A programming language combining quantum and classical control
Kinnari Dave, Louis Lemonnier, Romain Péchoux, Vladimir Zamdzhiev
TL;DR
<3-5 sentence high-level summary> This work addresses the longstanding split between classical-control and quantum-control in quantum programming by proposing a unified language that embeds a pure-quantum-control subsystem inside a classical control framework via a modality that interprets pure quantum types as mixed-state operations in the Heisenberg picture. It develops a rigorous equational theory for the pure fragment and couples it with a main calculus whose operational semantics are expressed through quantum configurations, backed by a denotational model built on von Neumann algebras (facilitated by the $\mathcal B$ functor). The resulting framework supports both pure and mixed-state quantum computation, proves strong normalisation and soundness/adequacy, and accommodates infinite-dimensional data types like $\ell^2(\mathbb{N})$, enabling high-level quantum programming abstractions. The paper illustrates the approach with examples such as teleportation, Bell-state generation, and quantum walks, and discusses the relationship between Heisenberg and Schrödinger viewpoints.

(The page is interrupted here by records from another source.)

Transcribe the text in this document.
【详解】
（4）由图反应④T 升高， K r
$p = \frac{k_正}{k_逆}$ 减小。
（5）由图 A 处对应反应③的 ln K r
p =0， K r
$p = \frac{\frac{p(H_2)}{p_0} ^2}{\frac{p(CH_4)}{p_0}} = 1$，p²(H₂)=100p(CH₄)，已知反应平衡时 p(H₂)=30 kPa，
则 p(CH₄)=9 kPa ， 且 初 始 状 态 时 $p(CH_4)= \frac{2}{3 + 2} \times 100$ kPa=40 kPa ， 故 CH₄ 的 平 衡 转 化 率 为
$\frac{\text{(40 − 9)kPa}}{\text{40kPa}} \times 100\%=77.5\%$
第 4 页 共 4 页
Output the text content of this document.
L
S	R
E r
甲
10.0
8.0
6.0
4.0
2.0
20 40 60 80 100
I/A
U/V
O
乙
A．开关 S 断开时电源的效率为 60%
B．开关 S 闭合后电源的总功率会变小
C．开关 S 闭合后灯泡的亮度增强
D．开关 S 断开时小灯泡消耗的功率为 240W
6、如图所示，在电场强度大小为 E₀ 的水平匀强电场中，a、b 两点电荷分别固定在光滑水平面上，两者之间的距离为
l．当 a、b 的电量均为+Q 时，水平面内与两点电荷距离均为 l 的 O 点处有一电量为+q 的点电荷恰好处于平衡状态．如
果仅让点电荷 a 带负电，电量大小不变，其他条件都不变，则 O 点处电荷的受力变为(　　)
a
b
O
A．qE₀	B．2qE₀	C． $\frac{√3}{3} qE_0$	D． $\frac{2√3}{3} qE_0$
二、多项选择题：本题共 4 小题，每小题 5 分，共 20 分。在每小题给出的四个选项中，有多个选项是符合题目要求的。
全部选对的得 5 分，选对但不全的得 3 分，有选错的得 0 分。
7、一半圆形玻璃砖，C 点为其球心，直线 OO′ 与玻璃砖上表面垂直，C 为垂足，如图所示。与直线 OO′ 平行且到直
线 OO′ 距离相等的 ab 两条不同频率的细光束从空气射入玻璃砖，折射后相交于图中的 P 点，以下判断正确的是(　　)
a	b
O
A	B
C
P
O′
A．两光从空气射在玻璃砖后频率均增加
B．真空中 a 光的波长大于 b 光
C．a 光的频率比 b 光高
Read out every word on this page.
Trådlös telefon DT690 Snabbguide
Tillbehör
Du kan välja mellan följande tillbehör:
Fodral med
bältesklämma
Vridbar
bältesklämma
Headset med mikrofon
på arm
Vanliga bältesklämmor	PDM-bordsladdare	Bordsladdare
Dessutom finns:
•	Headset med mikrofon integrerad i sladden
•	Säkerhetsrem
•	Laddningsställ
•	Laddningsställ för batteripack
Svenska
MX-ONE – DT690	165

It also identifies future directions, including richer inductive types and higher-order pure quantum constructs, to broaden the language’s expressiveness and applicability.
Abstract
The two main notions of control in quantum programming languages are often referred to as "quantum" control and "classical" control. With the latter, the control flow is based on classical information, potentially resulting from a quantum measurement, and this paradigm is well-suited to mixed state quantum computation. Whereas with quantum control, we are primarily focused on pure quantum computation and there the "control" is based on superposition. The two paradigms have not mixed well traditionally and they are almost always treated separately. In this work, we show that the paradigms may be combined within the same system. The key ingredients for achieving this are: (1) syntactically: a modality for incorporating pure quantum types into a mixed state quantum type system; (2) operationally: an adaptation of the notion of "quantum configuration" from quantum lambda-calculi, where the quantum data is replaced with pure quantum primitives; (3) denotationally: suitable (sub)categories of Hilbert spaces, for pure computation and von Neumann algebras, for mixed state computation in the Heisenberg picture of quantum mechanics.